There is no current Democratic senator close to commanding the kind of stature or authority that Kennedy did. Liberalism does not have a powerful advocate in the halls of Congress today and it shows.
Last week, the New York Times’ liberal editorial page had enough. Senate Democrats increased their numbers in the last election, the paper editorialized, and have public opinion with them on taxes, guns, education and financial regulation. But those Senate Democrats remain paralyzed by fear.
The paper cited disappointment with the filibuster reform deal reached by Senate leaders last month. The new rules did nothing to address the abuse of the filibuster and the 60-vote procedural threshold that has been used by the Republican minority to block virtually all legislation.

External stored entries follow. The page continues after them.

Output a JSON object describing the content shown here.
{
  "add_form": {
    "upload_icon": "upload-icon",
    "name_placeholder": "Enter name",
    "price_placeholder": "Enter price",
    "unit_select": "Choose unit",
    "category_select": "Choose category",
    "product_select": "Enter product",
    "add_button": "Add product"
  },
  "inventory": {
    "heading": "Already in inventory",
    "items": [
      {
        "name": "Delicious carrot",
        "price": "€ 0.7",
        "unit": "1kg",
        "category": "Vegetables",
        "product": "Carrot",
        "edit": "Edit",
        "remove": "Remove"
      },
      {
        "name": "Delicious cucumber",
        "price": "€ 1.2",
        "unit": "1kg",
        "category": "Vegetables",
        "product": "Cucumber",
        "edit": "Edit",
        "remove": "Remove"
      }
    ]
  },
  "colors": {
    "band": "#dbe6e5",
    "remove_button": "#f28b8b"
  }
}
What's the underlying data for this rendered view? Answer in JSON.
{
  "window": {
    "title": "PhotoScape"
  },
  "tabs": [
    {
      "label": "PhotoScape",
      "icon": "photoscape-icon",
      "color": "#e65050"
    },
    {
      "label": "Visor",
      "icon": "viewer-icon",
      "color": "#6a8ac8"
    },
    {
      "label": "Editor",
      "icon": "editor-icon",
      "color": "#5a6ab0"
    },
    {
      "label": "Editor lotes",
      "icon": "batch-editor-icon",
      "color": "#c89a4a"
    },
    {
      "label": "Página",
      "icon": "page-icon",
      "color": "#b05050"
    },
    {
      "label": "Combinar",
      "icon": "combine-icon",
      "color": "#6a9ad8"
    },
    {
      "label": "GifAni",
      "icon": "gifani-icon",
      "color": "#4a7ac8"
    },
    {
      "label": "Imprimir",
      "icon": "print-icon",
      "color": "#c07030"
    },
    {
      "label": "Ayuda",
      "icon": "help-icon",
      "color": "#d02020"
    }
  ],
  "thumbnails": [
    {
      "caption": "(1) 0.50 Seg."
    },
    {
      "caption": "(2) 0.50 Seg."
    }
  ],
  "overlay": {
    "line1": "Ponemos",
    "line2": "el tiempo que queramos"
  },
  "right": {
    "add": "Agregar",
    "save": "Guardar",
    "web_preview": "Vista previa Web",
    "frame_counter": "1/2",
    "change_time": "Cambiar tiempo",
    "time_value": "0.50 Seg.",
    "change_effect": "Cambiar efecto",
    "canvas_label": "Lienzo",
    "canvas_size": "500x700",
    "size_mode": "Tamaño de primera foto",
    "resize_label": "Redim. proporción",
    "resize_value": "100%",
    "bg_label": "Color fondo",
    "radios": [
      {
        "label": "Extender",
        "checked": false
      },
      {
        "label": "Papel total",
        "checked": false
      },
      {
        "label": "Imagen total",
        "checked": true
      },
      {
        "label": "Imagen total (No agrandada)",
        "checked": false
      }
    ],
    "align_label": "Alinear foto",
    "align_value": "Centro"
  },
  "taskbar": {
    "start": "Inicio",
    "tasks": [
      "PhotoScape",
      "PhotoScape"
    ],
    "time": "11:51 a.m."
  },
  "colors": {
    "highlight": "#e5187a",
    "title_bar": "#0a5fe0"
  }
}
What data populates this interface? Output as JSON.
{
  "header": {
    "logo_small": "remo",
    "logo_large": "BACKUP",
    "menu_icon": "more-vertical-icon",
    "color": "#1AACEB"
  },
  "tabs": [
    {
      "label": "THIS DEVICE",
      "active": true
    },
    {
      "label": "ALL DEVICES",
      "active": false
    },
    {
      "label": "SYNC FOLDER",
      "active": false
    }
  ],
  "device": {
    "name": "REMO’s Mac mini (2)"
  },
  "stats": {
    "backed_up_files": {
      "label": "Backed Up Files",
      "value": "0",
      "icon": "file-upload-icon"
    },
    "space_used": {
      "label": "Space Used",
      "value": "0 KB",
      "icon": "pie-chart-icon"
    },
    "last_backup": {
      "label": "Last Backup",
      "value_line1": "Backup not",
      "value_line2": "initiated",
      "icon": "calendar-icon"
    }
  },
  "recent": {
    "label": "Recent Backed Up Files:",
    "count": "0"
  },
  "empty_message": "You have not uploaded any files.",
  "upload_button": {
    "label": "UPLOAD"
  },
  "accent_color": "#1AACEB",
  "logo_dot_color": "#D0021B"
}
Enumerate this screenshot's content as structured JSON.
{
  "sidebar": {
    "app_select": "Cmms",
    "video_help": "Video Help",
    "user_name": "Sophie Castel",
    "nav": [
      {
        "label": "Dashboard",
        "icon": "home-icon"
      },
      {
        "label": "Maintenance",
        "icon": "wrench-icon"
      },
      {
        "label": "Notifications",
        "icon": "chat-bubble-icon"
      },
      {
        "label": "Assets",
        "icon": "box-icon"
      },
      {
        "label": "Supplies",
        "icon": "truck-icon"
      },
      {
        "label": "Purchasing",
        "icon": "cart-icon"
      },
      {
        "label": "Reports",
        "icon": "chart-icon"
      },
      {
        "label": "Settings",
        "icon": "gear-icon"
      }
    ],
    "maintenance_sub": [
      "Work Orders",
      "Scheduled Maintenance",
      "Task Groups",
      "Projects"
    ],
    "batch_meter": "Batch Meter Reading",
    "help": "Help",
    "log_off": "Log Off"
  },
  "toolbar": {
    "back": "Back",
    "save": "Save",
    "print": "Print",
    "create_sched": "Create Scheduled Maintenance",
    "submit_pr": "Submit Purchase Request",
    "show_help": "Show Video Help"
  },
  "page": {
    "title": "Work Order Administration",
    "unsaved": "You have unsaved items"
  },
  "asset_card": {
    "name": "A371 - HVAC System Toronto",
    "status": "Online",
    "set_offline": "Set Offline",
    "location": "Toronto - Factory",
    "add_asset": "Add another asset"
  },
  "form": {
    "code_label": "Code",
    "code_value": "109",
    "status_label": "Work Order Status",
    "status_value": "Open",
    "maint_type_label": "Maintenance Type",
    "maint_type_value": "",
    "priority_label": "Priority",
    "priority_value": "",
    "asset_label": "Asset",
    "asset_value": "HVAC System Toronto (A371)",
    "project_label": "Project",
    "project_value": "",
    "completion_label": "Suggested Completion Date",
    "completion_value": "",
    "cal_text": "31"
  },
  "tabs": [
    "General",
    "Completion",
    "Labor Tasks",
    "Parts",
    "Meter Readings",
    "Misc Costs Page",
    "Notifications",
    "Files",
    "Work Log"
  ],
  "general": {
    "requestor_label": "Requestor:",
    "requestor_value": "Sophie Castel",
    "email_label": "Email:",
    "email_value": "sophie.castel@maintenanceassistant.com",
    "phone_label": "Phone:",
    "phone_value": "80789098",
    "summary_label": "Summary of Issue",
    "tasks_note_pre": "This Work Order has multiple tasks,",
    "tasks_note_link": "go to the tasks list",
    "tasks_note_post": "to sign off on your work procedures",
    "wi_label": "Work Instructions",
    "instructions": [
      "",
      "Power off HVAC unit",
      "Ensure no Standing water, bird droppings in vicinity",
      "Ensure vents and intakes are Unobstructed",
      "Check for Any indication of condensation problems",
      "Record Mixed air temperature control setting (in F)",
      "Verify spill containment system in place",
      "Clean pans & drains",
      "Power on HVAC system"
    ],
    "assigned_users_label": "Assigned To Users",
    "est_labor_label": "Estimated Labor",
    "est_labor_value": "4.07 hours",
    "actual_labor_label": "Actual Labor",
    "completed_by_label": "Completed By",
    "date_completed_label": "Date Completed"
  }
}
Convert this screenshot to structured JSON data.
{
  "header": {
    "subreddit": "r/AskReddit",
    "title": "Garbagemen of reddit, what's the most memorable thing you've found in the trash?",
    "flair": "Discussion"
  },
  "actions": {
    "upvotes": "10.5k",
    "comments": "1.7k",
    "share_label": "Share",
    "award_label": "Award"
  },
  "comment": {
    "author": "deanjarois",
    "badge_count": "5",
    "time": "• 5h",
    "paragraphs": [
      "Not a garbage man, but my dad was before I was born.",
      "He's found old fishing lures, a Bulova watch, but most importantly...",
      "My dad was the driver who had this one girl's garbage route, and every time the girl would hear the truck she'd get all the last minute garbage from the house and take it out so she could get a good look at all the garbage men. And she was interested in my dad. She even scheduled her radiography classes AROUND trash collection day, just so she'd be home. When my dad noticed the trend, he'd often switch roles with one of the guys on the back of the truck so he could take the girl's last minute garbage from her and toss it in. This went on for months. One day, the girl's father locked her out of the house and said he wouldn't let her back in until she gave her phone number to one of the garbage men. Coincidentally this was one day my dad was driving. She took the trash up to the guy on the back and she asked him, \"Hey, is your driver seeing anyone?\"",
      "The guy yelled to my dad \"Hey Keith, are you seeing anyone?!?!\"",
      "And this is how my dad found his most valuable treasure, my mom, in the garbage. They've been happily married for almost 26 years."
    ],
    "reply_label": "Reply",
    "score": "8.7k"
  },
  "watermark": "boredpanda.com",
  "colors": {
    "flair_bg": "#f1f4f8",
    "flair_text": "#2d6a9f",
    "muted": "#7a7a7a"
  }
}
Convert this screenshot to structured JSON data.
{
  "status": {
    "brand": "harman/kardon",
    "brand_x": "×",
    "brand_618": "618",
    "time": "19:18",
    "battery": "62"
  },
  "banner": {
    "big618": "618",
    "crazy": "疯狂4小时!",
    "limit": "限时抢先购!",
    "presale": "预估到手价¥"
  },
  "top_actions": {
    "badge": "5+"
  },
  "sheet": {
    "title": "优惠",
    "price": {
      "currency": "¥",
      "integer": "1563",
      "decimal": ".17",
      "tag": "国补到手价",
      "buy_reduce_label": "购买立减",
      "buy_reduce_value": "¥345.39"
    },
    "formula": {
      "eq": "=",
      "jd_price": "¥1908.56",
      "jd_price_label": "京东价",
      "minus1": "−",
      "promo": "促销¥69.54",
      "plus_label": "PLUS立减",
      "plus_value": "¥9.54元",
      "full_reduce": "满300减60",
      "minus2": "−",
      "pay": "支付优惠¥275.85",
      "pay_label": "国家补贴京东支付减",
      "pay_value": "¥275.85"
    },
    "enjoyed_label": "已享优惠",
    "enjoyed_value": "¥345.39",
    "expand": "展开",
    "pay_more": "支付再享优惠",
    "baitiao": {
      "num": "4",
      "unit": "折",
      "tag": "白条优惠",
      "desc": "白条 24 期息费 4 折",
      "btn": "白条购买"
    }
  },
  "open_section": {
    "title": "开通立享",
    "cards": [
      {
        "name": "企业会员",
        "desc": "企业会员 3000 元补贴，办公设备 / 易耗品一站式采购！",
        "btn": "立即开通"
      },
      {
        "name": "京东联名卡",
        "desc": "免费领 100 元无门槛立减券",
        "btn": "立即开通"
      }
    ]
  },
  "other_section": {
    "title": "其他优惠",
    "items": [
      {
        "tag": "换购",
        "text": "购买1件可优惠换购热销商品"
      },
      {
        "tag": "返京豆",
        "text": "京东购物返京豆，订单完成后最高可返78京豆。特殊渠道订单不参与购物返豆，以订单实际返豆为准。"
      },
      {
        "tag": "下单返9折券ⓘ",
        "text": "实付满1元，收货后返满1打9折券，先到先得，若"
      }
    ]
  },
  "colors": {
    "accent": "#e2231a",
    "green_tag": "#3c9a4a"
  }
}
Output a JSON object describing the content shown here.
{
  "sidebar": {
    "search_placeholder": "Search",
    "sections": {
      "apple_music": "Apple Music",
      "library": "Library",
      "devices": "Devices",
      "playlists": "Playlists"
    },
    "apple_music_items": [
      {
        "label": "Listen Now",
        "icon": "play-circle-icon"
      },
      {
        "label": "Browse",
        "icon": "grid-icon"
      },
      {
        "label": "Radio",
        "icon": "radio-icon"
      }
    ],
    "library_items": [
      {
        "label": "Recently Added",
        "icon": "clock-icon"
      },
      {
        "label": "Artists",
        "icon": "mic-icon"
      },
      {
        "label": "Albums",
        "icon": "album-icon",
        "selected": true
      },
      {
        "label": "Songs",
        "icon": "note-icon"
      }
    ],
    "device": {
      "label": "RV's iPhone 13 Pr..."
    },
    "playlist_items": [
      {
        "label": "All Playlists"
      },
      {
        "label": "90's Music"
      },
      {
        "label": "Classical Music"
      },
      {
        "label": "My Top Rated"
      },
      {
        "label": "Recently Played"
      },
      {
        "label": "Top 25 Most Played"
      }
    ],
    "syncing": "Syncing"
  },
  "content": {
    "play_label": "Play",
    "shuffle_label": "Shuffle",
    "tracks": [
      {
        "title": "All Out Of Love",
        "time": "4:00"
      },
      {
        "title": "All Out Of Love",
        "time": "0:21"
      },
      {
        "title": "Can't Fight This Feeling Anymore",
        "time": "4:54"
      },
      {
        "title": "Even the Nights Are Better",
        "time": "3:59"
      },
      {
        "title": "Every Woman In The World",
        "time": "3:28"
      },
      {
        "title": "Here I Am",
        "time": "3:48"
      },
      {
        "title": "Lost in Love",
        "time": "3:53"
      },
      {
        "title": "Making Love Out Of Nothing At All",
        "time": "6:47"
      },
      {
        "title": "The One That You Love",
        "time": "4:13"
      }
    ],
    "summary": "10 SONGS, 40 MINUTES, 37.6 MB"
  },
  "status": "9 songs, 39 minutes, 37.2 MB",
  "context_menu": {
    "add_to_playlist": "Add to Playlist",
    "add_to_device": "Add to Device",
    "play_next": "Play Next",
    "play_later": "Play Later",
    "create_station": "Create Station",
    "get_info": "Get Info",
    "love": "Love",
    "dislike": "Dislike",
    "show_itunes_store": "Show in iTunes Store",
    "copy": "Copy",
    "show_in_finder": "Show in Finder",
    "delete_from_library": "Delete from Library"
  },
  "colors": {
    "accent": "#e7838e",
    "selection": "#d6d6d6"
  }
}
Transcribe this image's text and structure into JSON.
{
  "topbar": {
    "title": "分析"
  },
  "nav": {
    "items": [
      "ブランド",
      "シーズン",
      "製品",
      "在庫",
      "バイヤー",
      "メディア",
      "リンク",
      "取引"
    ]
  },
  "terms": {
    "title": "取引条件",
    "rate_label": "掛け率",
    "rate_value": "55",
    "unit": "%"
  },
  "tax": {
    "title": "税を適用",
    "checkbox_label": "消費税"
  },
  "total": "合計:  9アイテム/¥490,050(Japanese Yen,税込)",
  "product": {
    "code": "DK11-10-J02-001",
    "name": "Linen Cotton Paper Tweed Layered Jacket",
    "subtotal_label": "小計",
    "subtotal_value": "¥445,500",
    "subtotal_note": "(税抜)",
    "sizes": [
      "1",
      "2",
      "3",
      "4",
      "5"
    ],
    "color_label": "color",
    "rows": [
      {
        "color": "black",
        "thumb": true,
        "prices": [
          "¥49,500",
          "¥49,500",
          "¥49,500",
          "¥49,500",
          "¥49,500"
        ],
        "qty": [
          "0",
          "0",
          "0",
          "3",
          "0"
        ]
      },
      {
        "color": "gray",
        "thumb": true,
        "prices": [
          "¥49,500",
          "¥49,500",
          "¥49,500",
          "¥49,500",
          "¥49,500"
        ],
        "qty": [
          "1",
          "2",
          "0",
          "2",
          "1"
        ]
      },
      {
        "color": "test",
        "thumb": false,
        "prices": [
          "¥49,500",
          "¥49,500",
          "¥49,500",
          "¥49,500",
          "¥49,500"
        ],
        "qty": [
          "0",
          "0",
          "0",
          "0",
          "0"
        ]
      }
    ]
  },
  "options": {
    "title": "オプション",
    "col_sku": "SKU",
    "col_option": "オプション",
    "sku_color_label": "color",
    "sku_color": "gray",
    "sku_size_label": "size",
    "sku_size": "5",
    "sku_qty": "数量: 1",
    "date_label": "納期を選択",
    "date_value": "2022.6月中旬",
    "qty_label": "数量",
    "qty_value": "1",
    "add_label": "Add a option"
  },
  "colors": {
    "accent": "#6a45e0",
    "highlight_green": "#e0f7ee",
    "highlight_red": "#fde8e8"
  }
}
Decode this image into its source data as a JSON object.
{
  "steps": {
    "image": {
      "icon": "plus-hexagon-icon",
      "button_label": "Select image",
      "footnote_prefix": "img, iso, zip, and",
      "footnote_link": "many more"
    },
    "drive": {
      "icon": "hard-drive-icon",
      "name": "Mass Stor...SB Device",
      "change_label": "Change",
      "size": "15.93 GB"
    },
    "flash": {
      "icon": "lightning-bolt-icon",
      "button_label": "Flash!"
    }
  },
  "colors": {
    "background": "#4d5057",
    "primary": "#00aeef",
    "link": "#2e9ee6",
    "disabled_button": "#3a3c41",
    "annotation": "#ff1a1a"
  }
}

After “being out-yelled by strident right-wing ideologues, too many in the Democratic Party still have a case of nerves, afraid of bold action and forth-right principles,” The Times’ editorial argued, in making the case for strong liberal voices to speak up.
By simply calling for an end to the “silent” filibuster and requiring senators to be present and stand up to conduct an extended filibuster, Democratic Senators Tom Udall (N.M.) and Jeff Merkley (Ore.) won praise as budding liberal heroes.
A generational fight for the future of liberalism is now center stage in the Senate.
Juan Williams is an author and political analyst for Fox News Channel.